“Should I turn the music down?” People’s Pops founder Joel Horowitz asks as we embark on a tour of his ice pop manufacturing kitchen in Brooklyn. As explanation, he adds, “You don’t make a tasty ice pop without loud music.”
People’s Pops headquarters is located at 630 Flushing Avenue on a nondescript stretch of road sandwiched between the Marcy projects (Jay-Z’s provenance), Woodhull Hospital, and the sleepy, southernmost extension of Hasidic Williamsburg. Originally the Pfizer world headquarters, the building spans a city block, and it employed over 2,000 people in its heyday. In a corner lab several stories up, a doorman, somewhat wide-eyed and jabbing his index finger at the ceiling for emphasis, tells me, “They invented Viagra right up there!”

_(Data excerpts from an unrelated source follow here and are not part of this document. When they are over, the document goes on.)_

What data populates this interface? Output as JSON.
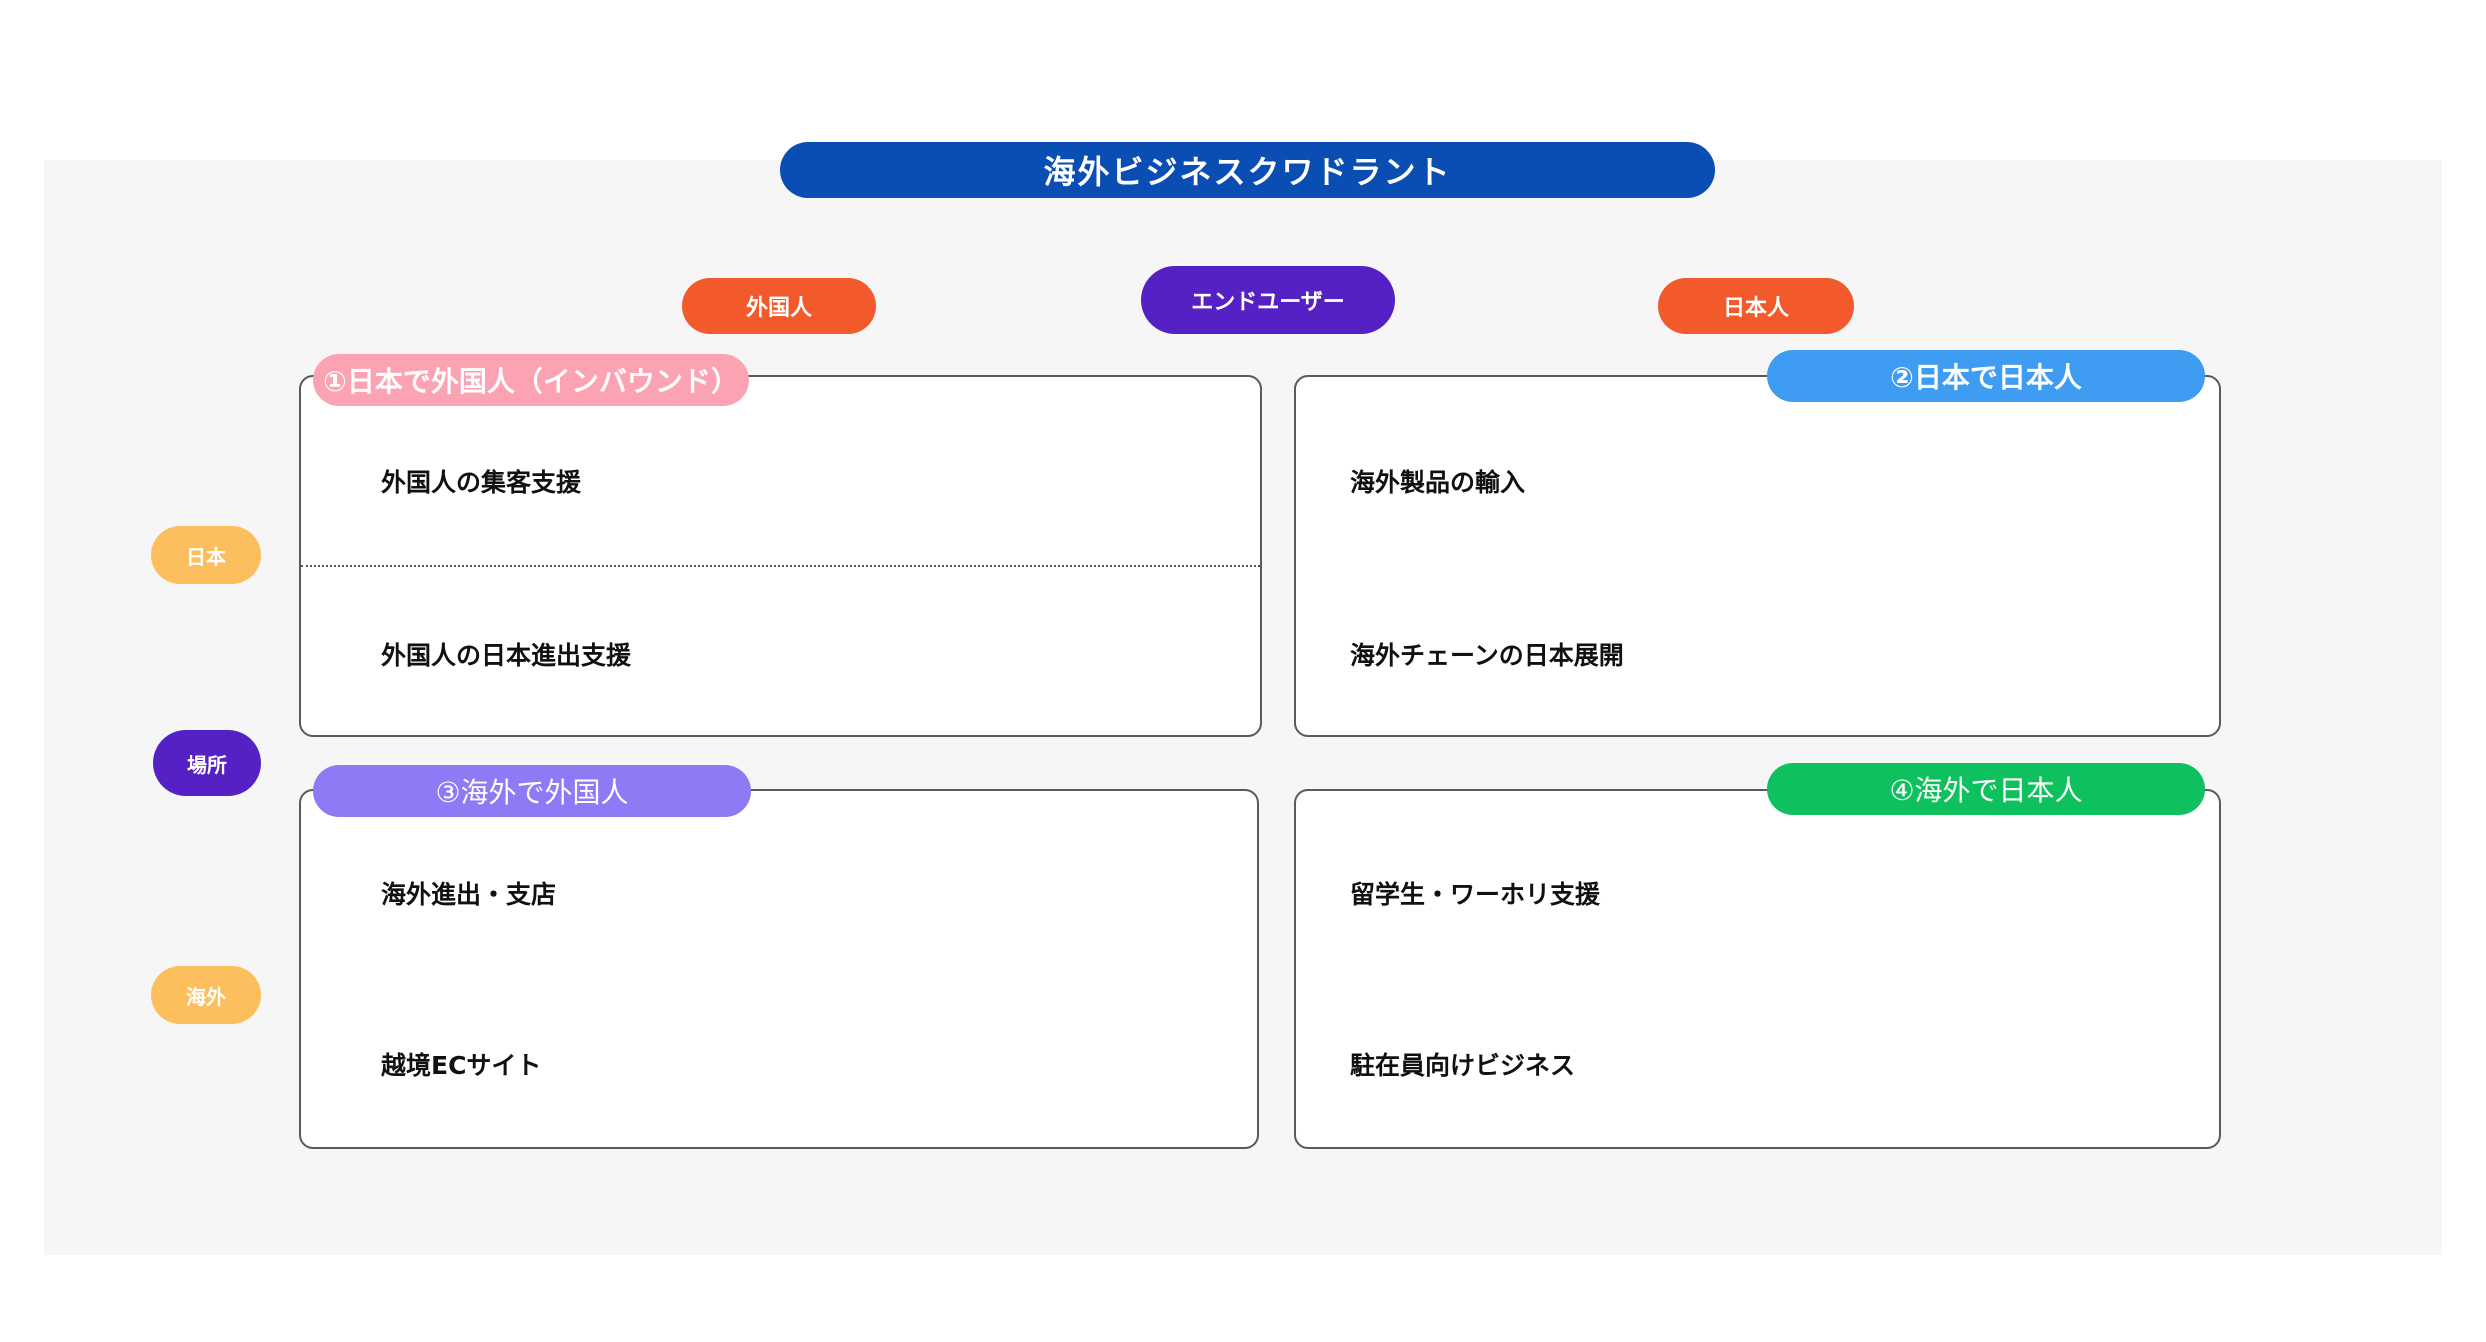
{
  "title": "海外ビジネスクワドラント",
  "top_axis": {
    "left": "外国人",
    "center": "エンドユーザー",
    "right": "日本人"
  },
  "side_axis": {
    "top": "日本",
    "center": "場所",
    "bottom": "海外"
  },
  "quadrants": [
    {
      "label": "①日本で外国人（インバウンド）",
      "color": "#fba3b2",
      "items": [
        "外国人の集客支援",
        "外国人の日本進出支援"
      ]
    },
    {
      "label": "②日本で日本人",
      "color": "#3e9df2",
      "items": [
        "海外製品の輸入",
        "海外チェーンの日本展開"
      ]
    },
    {
      "label": "③海外で外国人",
      "color": "#9079f4",
      "items": [
        "海外進出・支店",
        "越境ECサイト"
      ]
    },
    {
      "label": "④海外で日本人",
      "color": "#0fc15e",
      "items": [
        "留学生・ワーホリ支援",
        "駐在員向けビジネス"
      ]
    }
  ],
  "colors": {
    "title": "#0a4db3",
    "end_user": "#5521c4",
    "customer": "#f25a2c",
    "location": "#fdbf5e"
  }
}
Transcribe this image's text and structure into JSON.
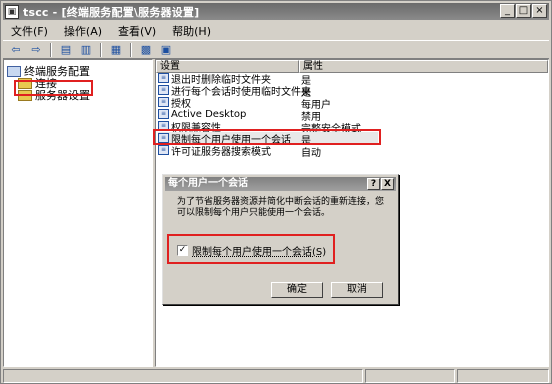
{
  "window": {
    "title": "tscc - [终端服务配置\\服务器设置]",
    "icon": "console-icon"
  },
  "menu": [
    "文件(F)",
    "操作(A)",
    "查看(V)",
    "帮助(H)"
  ],
  "toolbar": [
    "back-icon",
    "forward-icon",
    "up-folder-icon",
    "show-tree-icon",
    "export-icon",
    "help-icon",
    "properties-icon"
  ],
  "tree": {
    "root": "终端服务配置",
    "items": [
      "连接",
      "服务器设置"
    ]
  },
  "list": {
    "headers": [
      "设置",
      "属性"
    ],
    "rows": [
      {
        "name": "退出时删除临时文件夹",
        "value": "是"
      },
      {
        "name": "进行每个会话时使用临时文件夹",
        "value": "是"
      },
      {
        "name": "授权",
        "value": "每用户"
      },
      {
        "name": "Active Desktop",
        "value": "禁用"
      },
      {
        "name": "权限兼容性",
        "value": "完整安全模式"
      },
      {
        "name": "限制每个用户使用一个会话",
        "value": "是"
      },
      {
        "name": "许可证服务器搜索模式",
        "value": "自动"
      }
    ]
  },
  "dialog": {
    "title": "每个用户一个会话",
    "help": "?",
    "close": "X",
    "text": "为了节省服务器资源并简化中断会话的重新连接，您可以限制每个用户只能使用一个会话。",
    "checkbox_label": "限制每个用户使用一个会话(S)",
    "checked": true,
    "ok": "确定",
    "cancel": "取消"
  },
  "accent": {
    "highlight": "#e02020"
  }
}
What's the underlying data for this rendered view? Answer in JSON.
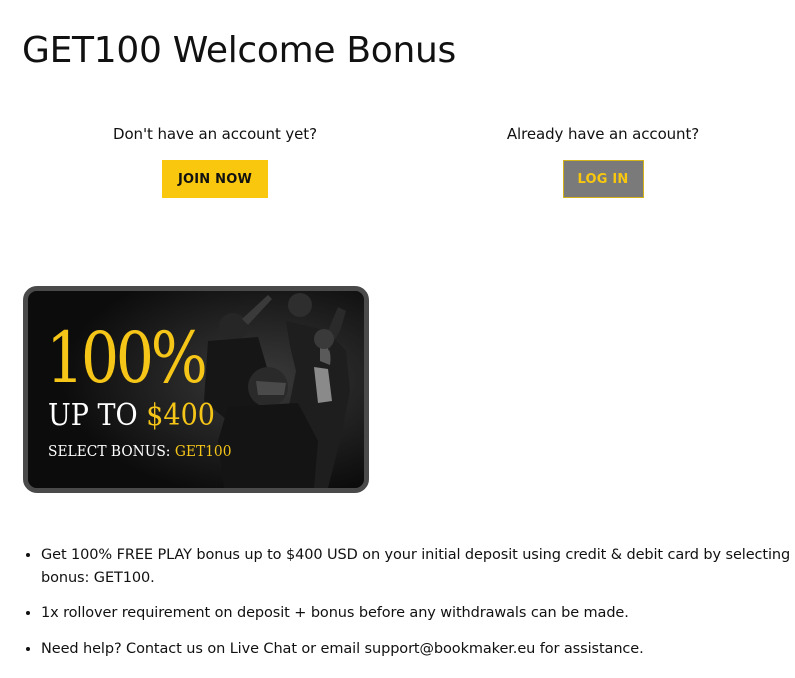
{
  "page": {
    "title": "GET100 Welcome Bonus"
  },
  "signup": {
    "prompt": "Don't have an account yet?",
    "button_label": "JOIN NOW"
  },
  "login": {
    "prompt": "Already have an account?",
    "button_label": "LOG IN"
  },
  "banner": {
    "headline": "100%",
    "upto_label": "UP TO",
    "upto_amount": "$400",
    "select_label": "SELECT BONUS:",
    "select_code": "GET100",
    "colors": {
      "gold": "#f5c518",
      "frame": "#4a4a4a",
      "background": "#0c0c0c"
    }
  },
  "bullets": [
    "Get 100% FREE PLAY bonus up to $400 USD on your initial deposit using credit & debit card by selecting bonus: GET100.",
    "1x rollover requirement on deposit + bonus before any withdrawals can be made.",
    "Need help? Contact us on Live Chat or email support@bookmaker.eu for assistance."
  ],
  "colors": {
    "join_button": "#f9c80e",
    "login_button_bg": "#7a7a7a",
    "login_button_text": "#f9c80e"
  }
}
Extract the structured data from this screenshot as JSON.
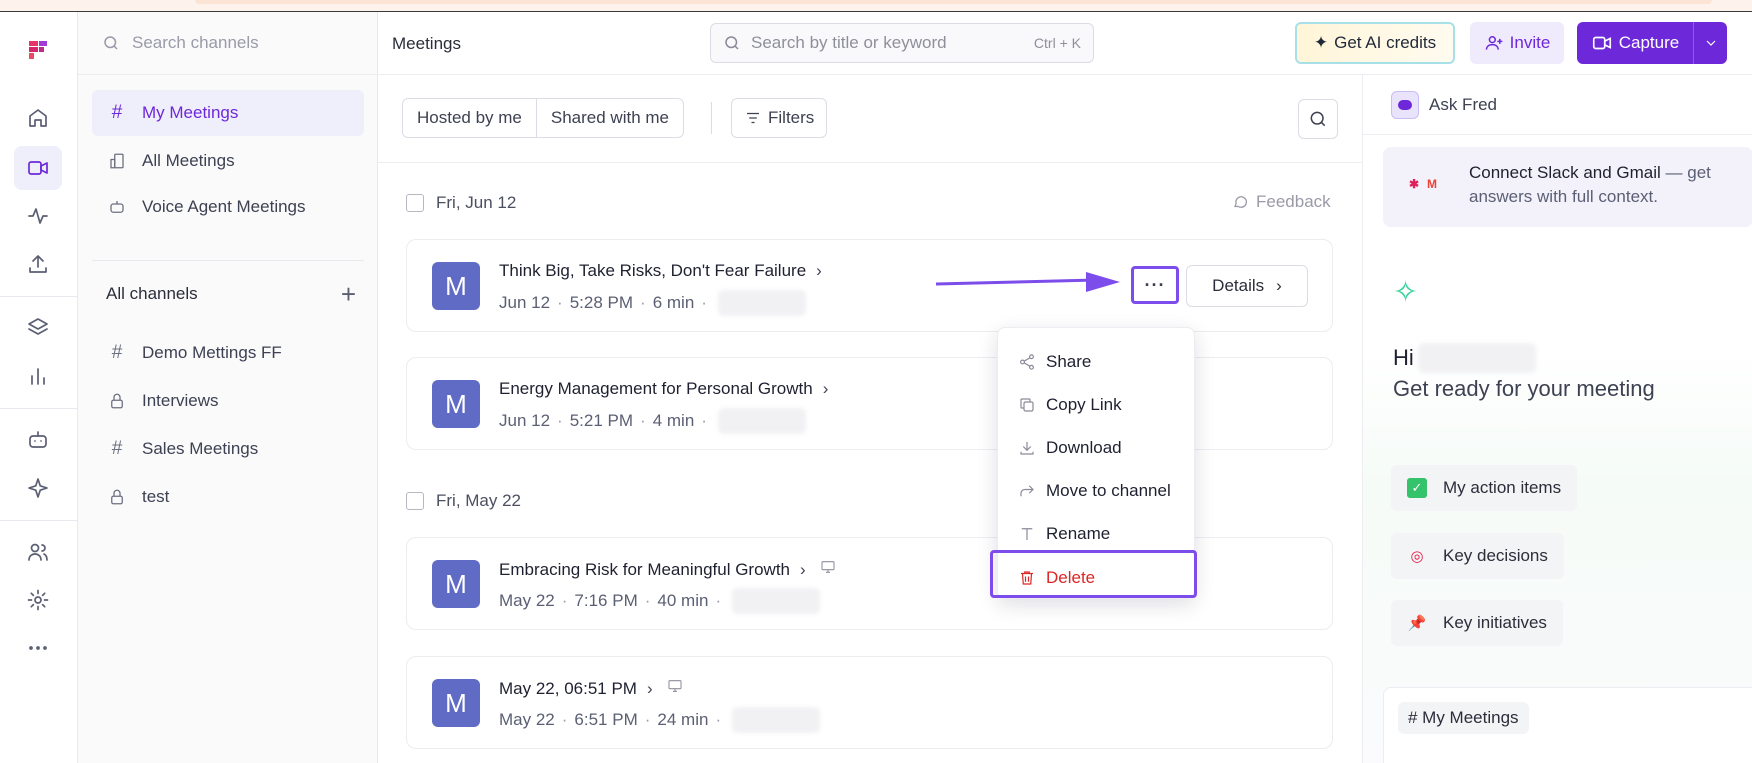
{
  "sidebar": {
    "search_placeholder": "Search channels",
    "nav": [
      {
        "label": "My Meetings"
      },
      {
        "label": "All Meetings"
      },
      {
        "label": "Voice Agent Meetings"
      }
    ],
    "channels_header": "All channels",
    "channels": [
      {
        "label": "Demo Mettings FF",
        "icon": "hash-icon"
      },
      {
        "label": "Interviews",
        "icon": "lock-icon"
      },
      {
        "label": "Sales Meetings",
        "icon": "hash-icon"
      },
      {
        "label": "test",
        "icon": "lock-icon"
      }
    ]
  },
  "header": {
    "title": "Meetings",
    "search_placeholder": "Search by title or keyword",
    "search_shortcut": "Ctrl + K",
    "credits_label": "Get AI credits",
    "invite_label": "Invite",
    "capture_label": "Capture"
  },
  "filters": {
    "hosted": "Hosted by me",
    "shared": "Shared with me",
    "filters_label": "Filters"
  },
  "list": {
    "feedback_label": "Feedback",
    "groups": [
      {
        "date": "Fri, Jun 12",
        "meetings": [
          {
            "avatar": "M",
            "title": "Think Big, Take Risks, Don't Fear Failure",
            "date": "Jun 12",
            "time": "5:28 PM",
            "duration": "6 min"
          },
          {
            "avatar": "M",
            "title": "Energy Management for Personal Growth",
            "date": "Jun 12",
            "time": "5:21 PM",
            "duration": "4 min"
          }
        ]
      },
      {
        "date": "Fri, May 22",
        "meetings": [
          {
            "avatar": "M",
            "title": "Embracing Risk for Meaningful Growth",
            "date": "May 22",
            "time": "7:16 PM",
            "duration": "40 min"
          },
          {
            "avatar": "M",
            "title": "May 22, 06:51 PM",
            "date": "May 22",
            "time": "6:51 PM",
            "duration": "24 min"
          }
        ]
      }
    ],
    "more_label": "···",
    "details_label": "Details"
  },
  "menu": {
    "items": [
      {
        "label": "Share"
      },
      {
        "label": "Copy Link"
      },
      {
        "label": "Download"
      },
      {
        "label": "Move to channel"
      },
      {
        "label": "Rename"
      },
      {
        "label": "Delete"
      }
    ]
  },
  "right": {
    "ask_label": "Ask Fred",
    "connect_title": "Connect Slack and Gmail",
    "connect_rest": " — get answers with full context.",
    "hi": "Hi",
    "ready": "Get ready for your meeting",
    "chips": [
      {
        "label": "My action items"
      },
      {
        "label": "Key decisions"
      },
      {
        "label": "Key initiatives"
      }
    ],
    "channel_chip": "# My Meetings"
  },
  "colors": {
    "accent": "#6d28d9",
    "avatar": "#5f6bc5",
    "danger": "#dc2626"
  }
}
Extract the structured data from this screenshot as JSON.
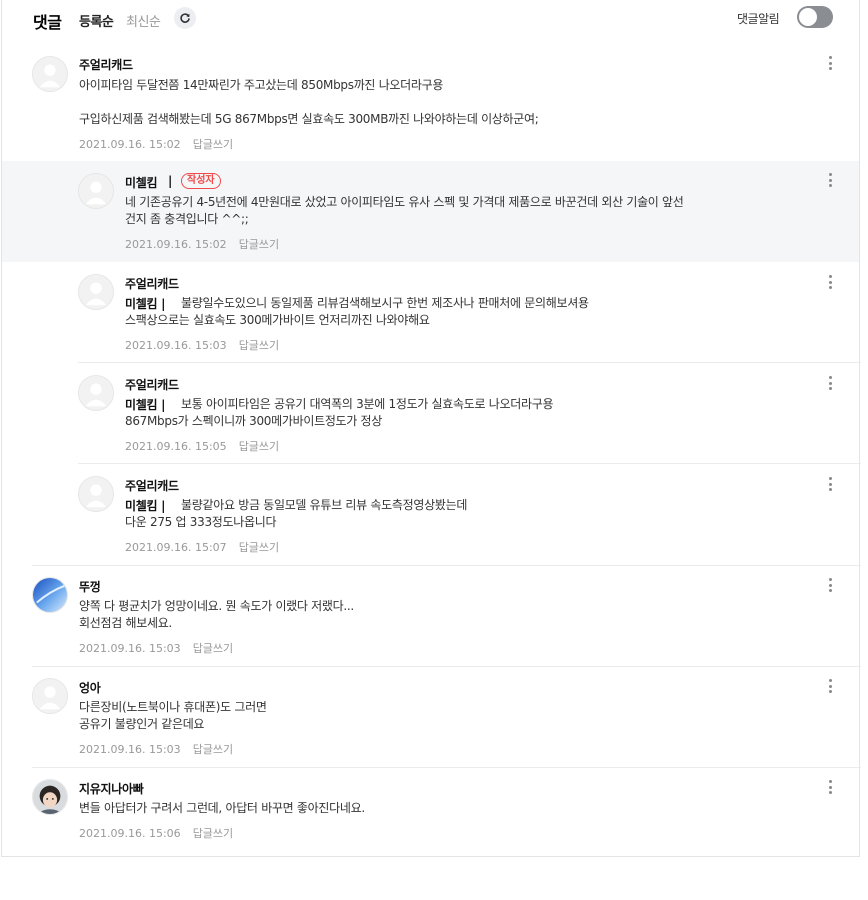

People’s Pops is on the fourth floor near a big conveyor belt once used to bottle pills. It’s one of many artisanal food startups that have opened in the building since Acumen Capital bought it in 2010.
Horowitz walks up to a table where Sharlena Powell is cutting fruit: “So much awesome fresh rhubarb,” he says, glancing at a bucket of stems waiting for the axe. “This rhubarb was picked like, three days ago.” It comes from Finger Lakes Farms and is about as fresh as any New Yorker can reasonably hope for–probably unnecessarily fresh, considering it will be cooked, frozen, packaged and shipped in an operation that’s every bit as industrial as it is mom-and-pop.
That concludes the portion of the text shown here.